No era infrecuente, en nuestras constantes citas, que Xiaomei propusiera actividades y que, al contrario, yo planteara temas de conversación. Una vez le conté, recuerdo, que tenía un hermano mayor, pero el dato no pareció interesarle. Otro día le conté una historia no del todo verídica sobre mi abuelo materno, convencida de que así la subyugaría; pero no tardé en inferir que Xiaomei prefería contar a preguntar, hablar a escuchar, y que —por suerte para nuestro vínculo— a mí me sucedía lo opuesto.

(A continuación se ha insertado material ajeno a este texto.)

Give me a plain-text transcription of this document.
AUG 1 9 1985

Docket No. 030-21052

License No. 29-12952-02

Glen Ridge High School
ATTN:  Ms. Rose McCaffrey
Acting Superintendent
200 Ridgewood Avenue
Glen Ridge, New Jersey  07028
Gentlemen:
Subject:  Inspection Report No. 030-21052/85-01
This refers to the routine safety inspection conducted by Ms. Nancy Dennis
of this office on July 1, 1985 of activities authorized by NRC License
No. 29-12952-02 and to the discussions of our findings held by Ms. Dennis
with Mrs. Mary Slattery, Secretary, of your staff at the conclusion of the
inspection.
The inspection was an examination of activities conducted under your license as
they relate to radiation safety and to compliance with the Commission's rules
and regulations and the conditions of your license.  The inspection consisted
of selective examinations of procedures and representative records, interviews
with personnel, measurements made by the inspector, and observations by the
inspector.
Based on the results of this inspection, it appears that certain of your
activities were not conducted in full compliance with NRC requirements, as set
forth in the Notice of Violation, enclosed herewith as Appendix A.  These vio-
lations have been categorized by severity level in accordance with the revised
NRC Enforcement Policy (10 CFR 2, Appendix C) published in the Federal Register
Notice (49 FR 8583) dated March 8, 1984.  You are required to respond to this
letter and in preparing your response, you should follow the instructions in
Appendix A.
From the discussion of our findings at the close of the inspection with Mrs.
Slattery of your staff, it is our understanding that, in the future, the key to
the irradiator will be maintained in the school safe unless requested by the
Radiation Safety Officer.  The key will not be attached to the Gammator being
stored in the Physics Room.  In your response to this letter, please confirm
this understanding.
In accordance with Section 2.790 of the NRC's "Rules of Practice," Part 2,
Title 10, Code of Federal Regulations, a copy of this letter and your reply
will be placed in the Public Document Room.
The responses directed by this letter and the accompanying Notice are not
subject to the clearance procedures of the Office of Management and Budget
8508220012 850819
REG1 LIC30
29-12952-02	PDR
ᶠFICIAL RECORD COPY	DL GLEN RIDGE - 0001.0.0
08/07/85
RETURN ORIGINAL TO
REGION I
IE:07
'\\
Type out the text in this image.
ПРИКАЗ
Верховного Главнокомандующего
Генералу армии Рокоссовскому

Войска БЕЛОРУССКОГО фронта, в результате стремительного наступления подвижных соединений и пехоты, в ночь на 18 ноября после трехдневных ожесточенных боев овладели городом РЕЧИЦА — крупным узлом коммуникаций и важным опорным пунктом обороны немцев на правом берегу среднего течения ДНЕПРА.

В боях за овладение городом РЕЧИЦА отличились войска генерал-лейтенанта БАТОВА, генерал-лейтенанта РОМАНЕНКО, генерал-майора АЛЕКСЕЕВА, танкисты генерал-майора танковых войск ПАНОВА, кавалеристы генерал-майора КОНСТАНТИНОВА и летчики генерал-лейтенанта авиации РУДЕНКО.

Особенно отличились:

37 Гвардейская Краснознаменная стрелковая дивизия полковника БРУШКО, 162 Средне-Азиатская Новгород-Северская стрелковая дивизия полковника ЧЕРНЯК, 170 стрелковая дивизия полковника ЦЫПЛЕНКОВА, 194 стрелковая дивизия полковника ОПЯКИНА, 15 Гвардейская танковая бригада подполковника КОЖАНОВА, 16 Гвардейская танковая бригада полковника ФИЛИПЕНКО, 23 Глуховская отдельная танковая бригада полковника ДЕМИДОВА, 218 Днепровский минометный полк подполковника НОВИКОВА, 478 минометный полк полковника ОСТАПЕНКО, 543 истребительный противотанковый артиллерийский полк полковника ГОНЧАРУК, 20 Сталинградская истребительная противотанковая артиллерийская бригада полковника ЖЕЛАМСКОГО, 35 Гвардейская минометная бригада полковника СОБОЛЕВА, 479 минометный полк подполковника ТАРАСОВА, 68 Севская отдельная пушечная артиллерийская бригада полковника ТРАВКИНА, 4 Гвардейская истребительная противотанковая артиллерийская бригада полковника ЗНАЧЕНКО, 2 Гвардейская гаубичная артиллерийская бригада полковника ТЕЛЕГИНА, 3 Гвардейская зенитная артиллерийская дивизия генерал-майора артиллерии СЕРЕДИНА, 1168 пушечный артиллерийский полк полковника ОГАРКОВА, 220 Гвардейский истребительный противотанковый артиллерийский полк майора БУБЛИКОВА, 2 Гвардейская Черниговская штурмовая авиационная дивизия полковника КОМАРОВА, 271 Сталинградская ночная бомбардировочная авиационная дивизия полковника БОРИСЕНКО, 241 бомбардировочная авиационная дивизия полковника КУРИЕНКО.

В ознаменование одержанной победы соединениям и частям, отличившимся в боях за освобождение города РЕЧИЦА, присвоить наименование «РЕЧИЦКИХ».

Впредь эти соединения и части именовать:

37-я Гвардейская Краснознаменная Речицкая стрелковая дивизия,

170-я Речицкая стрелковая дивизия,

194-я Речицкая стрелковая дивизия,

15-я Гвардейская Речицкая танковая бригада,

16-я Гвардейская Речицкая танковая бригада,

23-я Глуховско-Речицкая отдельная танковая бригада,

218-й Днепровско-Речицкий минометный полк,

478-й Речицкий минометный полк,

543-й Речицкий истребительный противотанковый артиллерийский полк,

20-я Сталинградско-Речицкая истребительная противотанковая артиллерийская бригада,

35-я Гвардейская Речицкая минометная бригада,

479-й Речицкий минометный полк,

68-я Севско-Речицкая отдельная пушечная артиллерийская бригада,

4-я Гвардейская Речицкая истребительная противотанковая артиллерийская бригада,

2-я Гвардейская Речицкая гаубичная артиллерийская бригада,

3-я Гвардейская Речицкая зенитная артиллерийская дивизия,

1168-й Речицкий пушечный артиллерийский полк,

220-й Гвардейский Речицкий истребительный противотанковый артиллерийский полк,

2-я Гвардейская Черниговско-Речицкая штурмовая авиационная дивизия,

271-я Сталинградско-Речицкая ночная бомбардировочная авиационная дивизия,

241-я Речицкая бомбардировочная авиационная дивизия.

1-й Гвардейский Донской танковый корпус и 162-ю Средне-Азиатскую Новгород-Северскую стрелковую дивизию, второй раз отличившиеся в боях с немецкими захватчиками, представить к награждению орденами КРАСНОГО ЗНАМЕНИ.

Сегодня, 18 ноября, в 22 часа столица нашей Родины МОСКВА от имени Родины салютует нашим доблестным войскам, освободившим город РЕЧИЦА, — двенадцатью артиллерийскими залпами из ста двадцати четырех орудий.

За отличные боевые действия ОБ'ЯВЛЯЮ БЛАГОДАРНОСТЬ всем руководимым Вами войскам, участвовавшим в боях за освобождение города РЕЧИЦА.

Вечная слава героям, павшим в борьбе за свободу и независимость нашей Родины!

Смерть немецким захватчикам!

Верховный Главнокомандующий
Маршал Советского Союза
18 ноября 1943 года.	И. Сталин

De los muchos temas que le fui preguntando a Xiaomei (temas que se ramificaban, a imagen de esos árboles que habían servido de excusa y habían donado su sombra al inicio de nuestras citas), uno de los más fértiles y recurrentes era la ceguera de Liu Feihong.
En cierta oportunidad ella me contó que su padre no era ciego de nacimiento. Había nacido ciego del ojo derecho, defecto tan desusado que en su pueblo natal no habían logrado razonar si esta semiceguera era halagüeña o mal presagio. Hijo menor de una familia muy nutrida, Liu Feihong había sido el centro de múltiples atenciones porque la familia había hecho del ojo sano un objeto de temerosa adoración; tantos cuidados, como suele ser el caso, habían atraído un infortunio. Jugando una tarde en el bosque, a una edad en la que muchos no jugaban más, Liu había perdido el otro ojo, el ojo izquierdo. Se culpó a la rama de un árbol (Xiaomei no supo decir cuál, de lo contrario habríamos buscado su silueta en el libro de la abuela como quien busca en un archivo a un malhechor o a un criminal), pero en verdad fue un descuido.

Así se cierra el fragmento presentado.